Nobody mentioned in their answer that a using namespace foo statement can be put inside a function body, thereby reducing namespace contamination in other scopes.
For example:
// This scope not affected by using namespace statement below.
void printRecord(...)
{
using namespace std;
// Frequent use of std::cout, io manipulators, etc...
// Constantly prefixing with std:: would be tedious here.
}
class Foo
{
// This scope not affected by using namespace statement above.
};
int main()
{
// This scope not affected either.
}
You can even put a using namespace foo statement inside a local scope (pair of curly braces).

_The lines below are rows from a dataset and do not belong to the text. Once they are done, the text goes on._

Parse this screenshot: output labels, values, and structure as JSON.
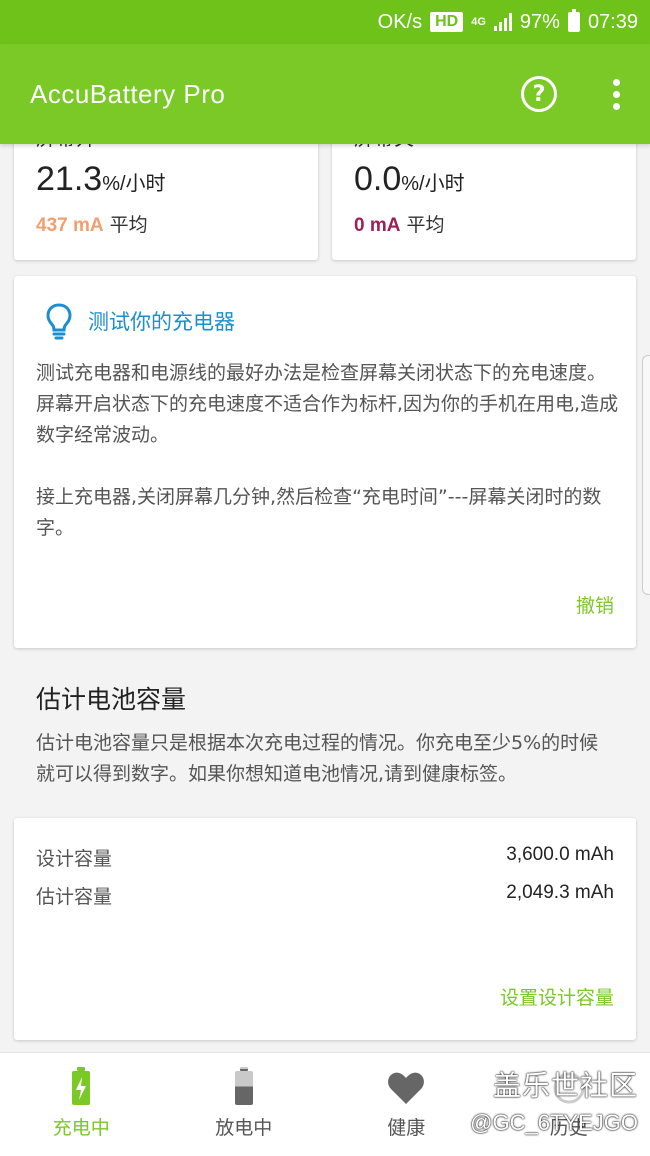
{
  "status_bar": {
    "speed": "OK/s",
    "hd": "HD",
    "network": "4G",
    "battery": "97%",
    "time": "07:39"
  },
  "app_bar": {
    "title": "AccuBattery Pro",
    "help_icon": "help-circle-icon",
    "menu_icon": "more-vertical-icon"
  },
  "stats": {
    "left": {
      "label": "屏幕开",
      "value": "21.3",
      "unit": "%/小时",
      "avg_ma": "437 mA",
      "avg_label": "平均",
      "avg_color": "#f0a070"
    },
    "right": {
      "label": "屏幕关",
      "value": "0.0",
      "unit": "%/小时",
      "avg_ma": "0 mA",
      "avg_label": "平均",
      "avg_color": "#9c1f55"
    }
  },
  "tip": {
    "icon": "lightbulb-icon",
    "title": "测试你的充电器",
    "para1": "测试充电器和电源线的最好办法是检查屏幕关闭状态下的充电速度。屏幕开启状态下的充电速度不适合作为标杆,因为你的手机在用电,造成数字经常波动。",
    "para2": "接上充电器,关闭屏幕几分钟,然后检查“充电时间”---屏幕关闭时的数字。",
    "dismiss": "撤销"
  },
  "capacity": {
    "title": "估计电池容量",
    "description": "估计电池容量只是根据本次充电过程的情况。你充电至少5%的时候就可以得到数字。如果你想知道电池情况,请到健康标签。",
    "design_label": "设计容量",
    "design_value": "3,600.0 mAh",
    "estimated_label": "估计容量",
    "estimated_value": "2,049.3 mAh",
    "action": "设置设计容量"
  },
  "bottom_nav": {
    "charging": "充电中",
    "discharging": "放电中",
    "health": "健康",
    "history": "历史"
  },
  "watermark": {
    "line1": "盖乐世社区",
    "line2": "@GC_6TYEJGO"
  },
  "colors": {
    "accent": "#7ac926",
    "status_bar": "#6ec21a",
    "tip_title": "#1a8fd0"
  }
}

It's a C++ feature called namespaces:
namespace foo {
void a();
}
// ...
foo::a();
// or:
using namespace foo;
a(); // only works if there is only one definition of `a` in both `foo` and global scope!
The advantage is, that there may be multiple functions named a - as long as they are within different namespaces, they can be used unambiguously (i.e. foo::a(), another_namespace::a()). The whole C++ standard library resides in std for this purpose.
Use using namespace std; to avoid the prefix if you can stand the disadvantages (name clashes, less clear where a function belongs to, ...).
It's short for the standard namespace.
You could use:
using namespace std
if you don't want to keep using std::cout and just use cout